Michel Marc Bouchard ne mâche pas ses mots dans une lettre ouverte publiée aujourd'hui (voir en page 11). L'auteur dénonce fortement la manière de fonctionner du gouvernement conservateur et du peu de pouvoir décisionnel des ministres. C'est la première fois que Michel Marc Bouchard s'exprime publiquement pendant une campagne électorale. Il explique que c'est la façon de faire du gouvernement Harper qui l'a poussé à faire cette sortie publique.

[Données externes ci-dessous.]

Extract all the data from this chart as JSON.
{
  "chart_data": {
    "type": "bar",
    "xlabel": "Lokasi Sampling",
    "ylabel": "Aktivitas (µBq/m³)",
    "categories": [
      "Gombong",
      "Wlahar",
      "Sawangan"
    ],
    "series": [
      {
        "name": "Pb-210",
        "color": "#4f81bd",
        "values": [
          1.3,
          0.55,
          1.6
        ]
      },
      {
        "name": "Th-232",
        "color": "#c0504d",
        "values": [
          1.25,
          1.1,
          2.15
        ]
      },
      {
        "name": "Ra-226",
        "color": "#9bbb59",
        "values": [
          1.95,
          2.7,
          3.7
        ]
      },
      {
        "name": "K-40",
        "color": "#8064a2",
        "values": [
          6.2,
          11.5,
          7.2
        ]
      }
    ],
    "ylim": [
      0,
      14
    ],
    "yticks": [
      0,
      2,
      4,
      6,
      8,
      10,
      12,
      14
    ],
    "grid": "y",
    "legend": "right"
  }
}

«On sait tous que toutes les décisions émanent du bureau de M. Harper, écrit-il. Un ministre est choisi par le PM pour ses aptitudes sur un sujet ou ses qualités de gestionnaire à diriger un ministère. Ce qui est encore votre cas. Et ce ministre a une marge de pouvoir décisionnel, ce qui, dans l'autocratie Harper, n'est pas votre cas. On est donc passé du mot ''ministre'' à ''Yes, man! ''.»

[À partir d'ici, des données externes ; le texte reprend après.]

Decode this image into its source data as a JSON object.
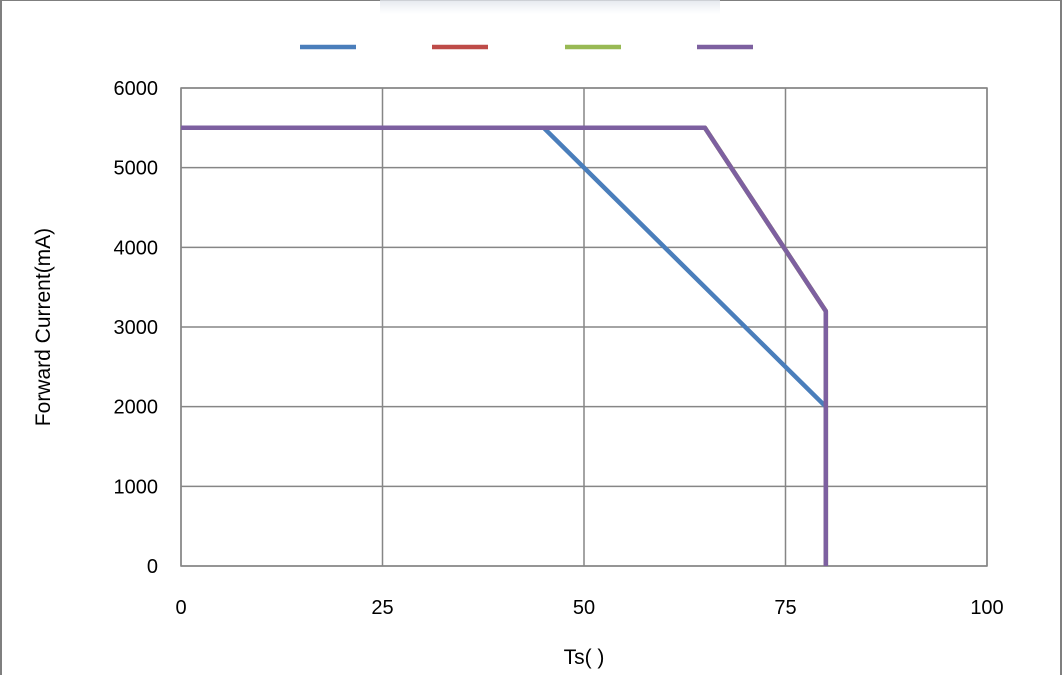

Michel Marc Bouchard souligne qu'il a profité de nombreuses subventions gouvernementales pour mener à terme ses projets. Il mentionne que grâce à ces montants, il est aujourd'hui à l'origine d'importantes retombées économiques et d'une visibilité partout dans le monde. Il donne en exemple deux pièces, «Les Feluettes» qui a pour cadre Roberval, ainsi que «Les Muses orphelines» dont l'action se passe à Saint-Ludger-de-Milot, qui seront produites dans des villes comme Paris, Lyon, Dublin, Rome, Turin, Séoul ou encore Tokyo. Il déplore donc le peu de crédit que les artistes reçoivent.